Esse movimento, no entanto, deixou na sociedade paraibana profunda fissura, que ainda permanece, quase um século depois.  Certamente porque houve sangue, e tragédias pessoais difíceis de esquecer.  Além dos mortos na tomada do quartel do 22º BC (hoje 15º RI) – o General Lavanère Wanderley, três oficiais pernambucanos e alguns praças injustamente esquecidos – por um destacamento de civis comandados pelo tenente Agildo Barata, tombaram também figuras notórias e dignas como João Pessoa, João Dantas e João Suassuna, sem deslembrar o suicídio de Anayde Beiriz.  É por isso que o autor do “Auto da Compadecida” nunca conseguia referir-se à capital do Estado pelo seu nome atual.  Seu pai e seu primo estavam entre as vítimas.  E o poeta Otávio Sitônio, neto de José Pereira, o proclamador do “Território Livre de Princesa”, ao assumir sua cadeira na Academia Paraibana de Letras, declarou-se combatente temporão daquele município rebelde, de efêmera existência.  E hoje me pergunto: quando, enfim, viraremos essa página de ressentimentos?
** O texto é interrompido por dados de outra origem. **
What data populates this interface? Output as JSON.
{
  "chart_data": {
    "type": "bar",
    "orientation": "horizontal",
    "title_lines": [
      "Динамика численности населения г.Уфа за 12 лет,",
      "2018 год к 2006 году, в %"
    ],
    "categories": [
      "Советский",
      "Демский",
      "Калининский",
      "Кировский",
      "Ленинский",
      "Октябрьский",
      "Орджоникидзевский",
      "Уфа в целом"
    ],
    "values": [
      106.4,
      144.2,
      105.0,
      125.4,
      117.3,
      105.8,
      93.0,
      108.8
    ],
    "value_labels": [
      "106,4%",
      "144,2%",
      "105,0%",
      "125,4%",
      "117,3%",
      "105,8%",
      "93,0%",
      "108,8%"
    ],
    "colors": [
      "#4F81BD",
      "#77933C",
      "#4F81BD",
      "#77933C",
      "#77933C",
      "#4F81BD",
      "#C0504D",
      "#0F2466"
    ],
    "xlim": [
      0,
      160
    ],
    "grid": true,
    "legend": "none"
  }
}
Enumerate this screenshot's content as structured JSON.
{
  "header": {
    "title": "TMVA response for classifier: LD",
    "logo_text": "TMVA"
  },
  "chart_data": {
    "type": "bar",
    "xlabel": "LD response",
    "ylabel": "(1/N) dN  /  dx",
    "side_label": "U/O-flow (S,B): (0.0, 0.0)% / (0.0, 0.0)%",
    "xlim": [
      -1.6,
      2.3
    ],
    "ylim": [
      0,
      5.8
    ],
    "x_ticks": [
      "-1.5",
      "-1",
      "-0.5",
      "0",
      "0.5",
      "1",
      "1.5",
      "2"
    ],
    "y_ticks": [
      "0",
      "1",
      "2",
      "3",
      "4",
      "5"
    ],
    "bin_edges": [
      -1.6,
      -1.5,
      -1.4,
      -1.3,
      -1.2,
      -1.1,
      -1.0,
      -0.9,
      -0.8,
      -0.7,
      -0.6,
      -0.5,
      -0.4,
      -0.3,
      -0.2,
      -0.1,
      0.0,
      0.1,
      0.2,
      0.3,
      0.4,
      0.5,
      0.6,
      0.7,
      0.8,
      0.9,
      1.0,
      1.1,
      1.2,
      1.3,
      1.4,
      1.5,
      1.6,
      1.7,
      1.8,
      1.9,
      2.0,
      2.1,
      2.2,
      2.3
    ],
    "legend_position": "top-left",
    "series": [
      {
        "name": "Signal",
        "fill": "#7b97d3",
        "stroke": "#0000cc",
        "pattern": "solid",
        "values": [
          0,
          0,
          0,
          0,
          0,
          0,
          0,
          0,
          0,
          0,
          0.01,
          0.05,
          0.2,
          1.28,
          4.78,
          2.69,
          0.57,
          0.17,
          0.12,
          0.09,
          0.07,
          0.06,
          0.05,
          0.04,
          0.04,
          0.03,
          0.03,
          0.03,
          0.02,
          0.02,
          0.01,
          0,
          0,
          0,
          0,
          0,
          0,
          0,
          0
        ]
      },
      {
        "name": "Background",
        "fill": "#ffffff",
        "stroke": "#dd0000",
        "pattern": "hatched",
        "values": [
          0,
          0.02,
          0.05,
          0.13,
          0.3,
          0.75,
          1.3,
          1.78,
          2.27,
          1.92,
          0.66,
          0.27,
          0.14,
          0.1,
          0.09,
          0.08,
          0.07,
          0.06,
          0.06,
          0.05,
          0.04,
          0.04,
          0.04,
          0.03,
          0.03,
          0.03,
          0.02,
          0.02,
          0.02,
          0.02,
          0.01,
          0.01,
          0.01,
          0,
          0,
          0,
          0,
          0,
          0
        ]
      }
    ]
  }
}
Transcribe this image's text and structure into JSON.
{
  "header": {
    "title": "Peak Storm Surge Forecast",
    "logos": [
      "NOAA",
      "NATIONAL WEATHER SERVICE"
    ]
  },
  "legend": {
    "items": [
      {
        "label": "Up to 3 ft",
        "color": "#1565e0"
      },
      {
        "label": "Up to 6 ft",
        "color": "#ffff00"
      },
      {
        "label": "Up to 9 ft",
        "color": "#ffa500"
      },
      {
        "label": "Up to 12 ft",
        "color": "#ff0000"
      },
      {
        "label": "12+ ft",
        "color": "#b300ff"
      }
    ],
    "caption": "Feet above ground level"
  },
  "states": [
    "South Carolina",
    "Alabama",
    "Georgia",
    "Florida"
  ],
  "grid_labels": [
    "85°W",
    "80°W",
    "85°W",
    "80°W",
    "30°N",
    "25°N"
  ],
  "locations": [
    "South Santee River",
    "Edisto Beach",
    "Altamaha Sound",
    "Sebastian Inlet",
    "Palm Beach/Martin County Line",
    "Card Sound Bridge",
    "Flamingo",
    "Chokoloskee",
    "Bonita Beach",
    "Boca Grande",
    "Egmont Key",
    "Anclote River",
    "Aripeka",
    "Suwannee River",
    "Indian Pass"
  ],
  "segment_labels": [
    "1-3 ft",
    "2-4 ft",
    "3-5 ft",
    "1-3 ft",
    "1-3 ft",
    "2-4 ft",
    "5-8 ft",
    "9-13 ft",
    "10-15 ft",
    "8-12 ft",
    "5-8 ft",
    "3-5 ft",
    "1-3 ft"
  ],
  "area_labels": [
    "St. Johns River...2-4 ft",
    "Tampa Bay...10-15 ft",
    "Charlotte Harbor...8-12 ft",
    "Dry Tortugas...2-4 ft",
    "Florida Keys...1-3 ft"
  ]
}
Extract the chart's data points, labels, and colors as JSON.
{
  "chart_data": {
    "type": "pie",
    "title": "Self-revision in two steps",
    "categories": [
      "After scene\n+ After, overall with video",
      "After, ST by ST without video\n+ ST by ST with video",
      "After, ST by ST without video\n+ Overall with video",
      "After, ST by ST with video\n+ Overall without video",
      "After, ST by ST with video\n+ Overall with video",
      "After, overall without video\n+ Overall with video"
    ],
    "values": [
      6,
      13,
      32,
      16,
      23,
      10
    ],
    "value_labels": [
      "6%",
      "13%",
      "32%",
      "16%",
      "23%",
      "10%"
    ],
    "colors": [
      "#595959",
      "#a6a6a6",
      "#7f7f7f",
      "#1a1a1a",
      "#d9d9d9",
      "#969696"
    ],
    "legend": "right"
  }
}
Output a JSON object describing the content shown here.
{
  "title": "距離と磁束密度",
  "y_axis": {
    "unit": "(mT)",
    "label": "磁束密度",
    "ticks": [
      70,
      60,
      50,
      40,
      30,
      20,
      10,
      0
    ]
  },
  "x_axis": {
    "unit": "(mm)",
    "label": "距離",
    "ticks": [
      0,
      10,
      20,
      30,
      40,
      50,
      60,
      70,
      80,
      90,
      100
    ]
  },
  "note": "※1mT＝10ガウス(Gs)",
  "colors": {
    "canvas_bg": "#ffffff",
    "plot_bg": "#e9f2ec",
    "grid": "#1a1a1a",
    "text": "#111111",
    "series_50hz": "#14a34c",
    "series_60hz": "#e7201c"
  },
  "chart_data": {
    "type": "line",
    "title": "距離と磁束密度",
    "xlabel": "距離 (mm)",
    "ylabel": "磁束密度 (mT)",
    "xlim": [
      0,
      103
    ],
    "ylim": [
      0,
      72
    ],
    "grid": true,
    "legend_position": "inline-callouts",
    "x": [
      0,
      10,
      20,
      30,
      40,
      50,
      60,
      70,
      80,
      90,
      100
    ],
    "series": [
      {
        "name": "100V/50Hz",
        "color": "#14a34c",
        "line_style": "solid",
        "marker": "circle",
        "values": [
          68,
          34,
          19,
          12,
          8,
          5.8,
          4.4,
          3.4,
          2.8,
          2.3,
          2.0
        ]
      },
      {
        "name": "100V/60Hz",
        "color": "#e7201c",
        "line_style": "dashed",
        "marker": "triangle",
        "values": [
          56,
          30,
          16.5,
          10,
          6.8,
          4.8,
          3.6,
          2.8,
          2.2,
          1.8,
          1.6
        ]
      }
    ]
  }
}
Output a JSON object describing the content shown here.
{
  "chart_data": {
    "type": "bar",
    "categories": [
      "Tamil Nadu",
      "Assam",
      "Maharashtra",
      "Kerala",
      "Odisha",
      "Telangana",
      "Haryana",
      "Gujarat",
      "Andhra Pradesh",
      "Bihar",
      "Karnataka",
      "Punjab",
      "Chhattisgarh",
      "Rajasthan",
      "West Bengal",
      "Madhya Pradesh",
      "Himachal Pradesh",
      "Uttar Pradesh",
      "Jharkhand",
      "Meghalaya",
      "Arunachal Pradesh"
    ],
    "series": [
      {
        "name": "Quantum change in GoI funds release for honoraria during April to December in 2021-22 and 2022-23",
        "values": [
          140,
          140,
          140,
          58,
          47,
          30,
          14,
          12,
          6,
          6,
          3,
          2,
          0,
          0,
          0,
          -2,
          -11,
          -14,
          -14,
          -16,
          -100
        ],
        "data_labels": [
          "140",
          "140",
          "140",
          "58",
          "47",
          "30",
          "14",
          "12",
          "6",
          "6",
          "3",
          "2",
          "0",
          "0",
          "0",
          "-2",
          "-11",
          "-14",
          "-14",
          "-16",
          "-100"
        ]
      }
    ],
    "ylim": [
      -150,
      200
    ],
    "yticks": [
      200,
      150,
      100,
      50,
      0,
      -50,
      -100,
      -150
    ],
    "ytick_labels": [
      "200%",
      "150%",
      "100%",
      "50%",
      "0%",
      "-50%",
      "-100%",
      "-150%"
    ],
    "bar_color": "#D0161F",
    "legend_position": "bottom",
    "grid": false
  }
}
A Paraíba não tem um hino, para ser cantado em momentos solenes, como “a terra dos altos coqueiros”.  O único, até bonito, que foi composto, na intensa comoção popular que se seguiu ao assassinato de João Pessoa e resultou na mudança do nome da capital, é de louvor ao falecido, não ao Estado.  E é de tal maneira hagiológico, que fala na esperança de ressurreição do morto, algum dia, pela pátria brasileira…

Mas temos duas canções que valem como hinos.  Uma delas é o baião “Paraíba, Mulher Macho”, imortalizado por Luiz Gonzaga, que fala de seca e evoca, de passagem, o episódio de Princesa.  A outra é o samba “Meu Sublime Torrão”, do paraibano Genival Macedo, autor de várias músicas populares de sucesso.  É esta que diz que a nossa “terra amada” “sorri, num recanto bonito do Brasil”, e pode ser chamada de sua “namorada”.  Digo, portanto, com ele:

Lá, eu nasci, me criei

Fiz canções e amei

Sempre tive inspiração

Lá, no Nordeste imenso

Tem um fulgor intenso

Meu sublime torrão

Como escreveu Fernando Pessoa, o Tejo não é mais bonito que o rio da aldeia dele, simplesmente porque não é o rio da aldeia dele.  Tenho o mesmo sentimento em relação à Paraíba.  E para ela voltei, após mais de cinquenta anos em Pernambuco, com a veleidade de poder dizer, como o Ministro José Américo da Almeida: “aqui, ninguém me perguntará quem sou”.